"WHY DOES IT ALWAYS RAIN ON ME???"
ALAN P45DEW STANDS ON THE TOUCHLINE IN HIZ BLACK DESIGNER SUIT (centre of pic) IN THE TORRENTIAL RAIN TRYIN' TO PROVE A POINT! ("WHY DON'T YOO BEAT YOURSELF UP INSTEAD, ALAN????") |
Six of us travelled doon to Staffordshire for this one in mee 'canny tranny' mini bus, namely 'Big Al' <(not! the sheet metal workers son!), 'International 'Russ'cue', 'Mal the Inglish Skoool Teeechaa', 'Biffa the Beer' and 'Blondie Alan the Morris Dancer'! (plus meesel of course!)
We arrived two and a qwaataa hours before the kick off, parked up and heeded for 'The Locomotive' for some serious tonsil ticklin! <(not much for me however--az aa waz drivin'!)
'The Loco' iz aboot a 20 to 25 minute waalk from the groond and az we set off light rain waz faallin'!---This soon torned to torrential az we made wor way across a busy duel carriageway and maze of waalkways. By the time we got to the away entrance we were absolutleee soacked to the skin and mee waterproof jacket waz provin' to be ' anything but' az mee tee shirt waz wringin wet az well!---a great start to the evenin'!
The two teams ran oot from the corner players tunnel next to us to a mixture of cheers and boos!---'Cheers' for the Toon team and 'boos' for wor beleaguered manager!
The Toon were wearin' wor horrendous new 'away number' of dark blue and lime green halved shirts, lime green shorts and dark blue socks! <(the Toon kit designer obviously haz something against us!)
P45DEW stood on the touchline az the game kicked off az the heavy rain came doon and he looked a forlorn figure in the orly minutes of the half!
Az usual we couldn't get 'oot of the blocks' and paid a heavy price az Sissoko lost the baall and a cross from a Stoke player foond the heed of the unmarked 'beanpole' Peter Crouch and he had the easy task of heedin' past Tim Krul to score wot torned oot to be the anly goal of the game in the 15th minute!

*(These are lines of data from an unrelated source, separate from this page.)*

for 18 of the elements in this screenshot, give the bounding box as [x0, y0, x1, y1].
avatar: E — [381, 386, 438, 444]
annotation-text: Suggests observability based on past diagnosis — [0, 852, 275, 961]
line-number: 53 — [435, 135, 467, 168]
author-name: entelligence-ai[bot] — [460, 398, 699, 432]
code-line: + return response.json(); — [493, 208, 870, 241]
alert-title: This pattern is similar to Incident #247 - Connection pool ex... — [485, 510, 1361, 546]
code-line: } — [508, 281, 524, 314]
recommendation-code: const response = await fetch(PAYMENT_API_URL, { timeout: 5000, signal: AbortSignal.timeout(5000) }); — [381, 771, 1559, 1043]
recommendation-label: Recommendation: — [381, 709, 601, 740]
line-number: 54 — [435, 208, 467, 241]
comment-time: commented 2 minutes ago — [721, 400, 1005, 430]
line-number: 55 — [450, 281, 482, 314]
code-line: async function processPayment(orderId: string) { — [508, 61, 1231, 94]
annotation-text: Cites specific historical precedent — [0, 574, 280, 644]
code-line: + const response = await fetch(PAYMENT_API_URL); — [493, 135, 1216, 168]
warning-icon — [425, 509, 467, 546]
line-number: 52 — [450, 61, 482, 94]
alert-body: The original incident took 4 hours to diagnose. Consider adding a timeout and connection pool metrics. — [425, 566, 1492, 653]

1st HALF *** THE TOON ATTACK THE BOOTHEN END |
P45DEW looked a pathetic figure az he stood by himself drenched to the bone, tryin' to prove some ridiculous point that he could get wetter than anybody else, instead of takin' shelter in the dugoot with the rest of the coachin' staff!

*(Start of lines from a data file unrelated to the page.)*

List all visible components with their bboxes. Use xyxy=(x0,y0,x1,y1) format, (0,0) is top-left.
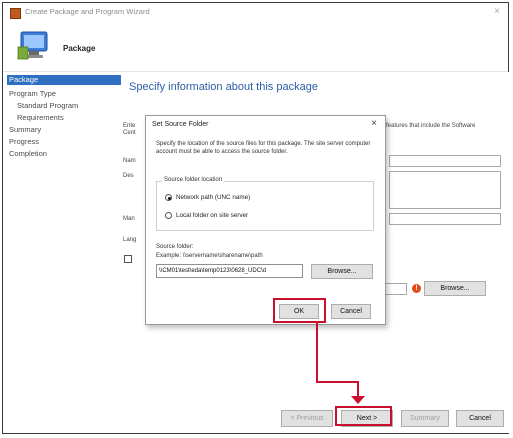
group-label: Source folder location xyxy=(162,177,225,183)
package-source-checkbox[interactable] xyxy=(124,255,132,263)
step-progress[interactable]: Progress xyxy=(9,137,39,146)
next-highlight-box xyxy=(335,406,392,426)
summary-button[interactable]: Summary xyxy=(401,410,449,427)
app-icon xyxy=(10,8,21,19)
wizard-header: Package xyxy=(3,23,508,72)
dialog-browse-button[interactable]: Browse... xyxy=(311,264,373,279)
manufacturer-label: Man xyxy=(123,216,135,222)
radio-local-folder[interactable]: Local folder on site server xyxy=(165,212,248,219)
name-input[interactable] xyxy=(389,155,501,167)
source-folder-input[interactable]: \\CM01\test\eda\temp0123\0628_UDC\d xyxy=(156,264,303,278)
radio-selected-icon[interactable] xyxy=(165,194,172,201)
step-summary[interactable]: Summary xyxy=(9,125,41,134)
step-standard-program[interactable]: Standard Program xyxy=(17,101,78,110)
window-close-icon[interactable]: × xyxy=(494,6,500,17)
annotation-arrowhead-icon xyxy=(351,396,365,404)
source-folder-label: Source folder: xyxy=(156,244,194,250)
dialog-title: Set Source Folder xyxy=(152,121,209,128)
source-location-group: Source folder location Network path (UNC… xyxy=(156,177,374,231)
intro-text-left: Ente xyxy=(123,123,136,129)
step-program-type[interactable]: Program Type xyxy=(9,89,56,98)
description-textarea[interactable] xyxy=(389,171,501,209)
dialog-close-icon[interactable]: × xyxy=(371,118,377,129)
radio-network-label: Network path (UNC name) xyxy=(176,194,251,202)
intro-text-left-2: Cent xyxy=(123,130,136,136)
step-requirements[interactable]: Requirements xyxy=(17,113,64,122)
description-label: Des xyxy=(123,173,134,179)
footer-cancel-button[interactable]: Cancel xyxy=(456,410,504,427)
main-browse-button[interactable]: Browse... xyxy=(424,281,486,296)
set-source-folder-dialog: Set Source Folder × Specify the location… xyxy=(145,115,386,325)
source-folder-example: Example: \\servername\sharename\path xyxy=(156,253,263,259)
name-label: Nam xyxy=(123,158,136,164)
step-package[interactable]: Package xyxy=(7,75,121,85)
warning-icon: ! xyxy=(412,284,421,293)
dialog-description: Specify the location of the source files… xyxy=(156,141,371,155)
step-completion[interactable]: Completion xyxy=(9,149,47,158)
language-label: Lang xyxy=(123,237,137,243)
annotation-arrow-down xyxy=(316,323,318,382)
intro-text-right: features that include the Software xyxy=(386,123,476,129)
title-bar: Create Package and Program Wizard × xyxy=(3,3,508,23)
radio-local-label: Local folder on site server xyxy=(176,212,249,220)
computer-package-icon xyxy=(17,29,51,68)
previous-button[interactable]: < Previous xyxy=(281,410,333,427)
ok-highlight-box xyxy=(273,298,326,323)
window-title: Create Package and Program Wizard xyxy=(25,7,150,16)
dialog-cancel-button[interactable]: Cancel xyxy=(331,304,371,319)
radio-unselected-icon[interactable] xyxy=(165,212,172,219)
radio-network-path[interactable]: Network path (UNC name) xyxy=(165,194,250,201)
annotation-arrow-across xyxy=(316,381,359,383)
manufacturer-input[interactable] xyxy=(389,213,501,225)
page-heading: Specify information about this package xyxy=(129,81,318,93)
header-title: Package xyxy=(63,44,96,53)
wizard-steps-sidebar: Package Program Type Standard Program Re… xyxy=(3,72,123,433)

The fans fury waz gettin' louder by the minute and a section of the seats at the front of wor end had been cordoned off to stop any potential pitch invader(s) reachin' him!
THE TOON ATTACK THE GOAL IN FRONT OF WOR FANS (NOTE THE EMPTY RED SEATS AT THE FRONT TO STOP PITCH INVADERS!) |
We simply couldn't break doon the P*ss Potters defence and near the end Jack Colback missed the easiest of chances with the goal open, but somehow managed to hit the bar and the chance waz gone!--much to the anguish of the Toon faitful <(this ISNT a spellin misteak!) behind that goal!
Anothaa abysmal performance from us against a P*ss poor Potters team meenz that we gan in to the month of October withoot a solitary win under wor belt and lie in 2nd bottom place just aheed of Bornley on goal difference!
After the match P45DEW stated the blindingly obvious!
"We are in the bottom three!", he said under baited breath!
"Actually Alan, we are in the bottom "TWO!"
Toon team: Krul, Janmaat, Williamson, Coloccini, Dummett, Tiote, Colback, Sissoko, Cabella (Sammy Ameobi 74), Gouffran (Obertan 67), Riviere (Cisse 46)
Attendance: 26,332 (1,751 p*ssed off Toon fans!)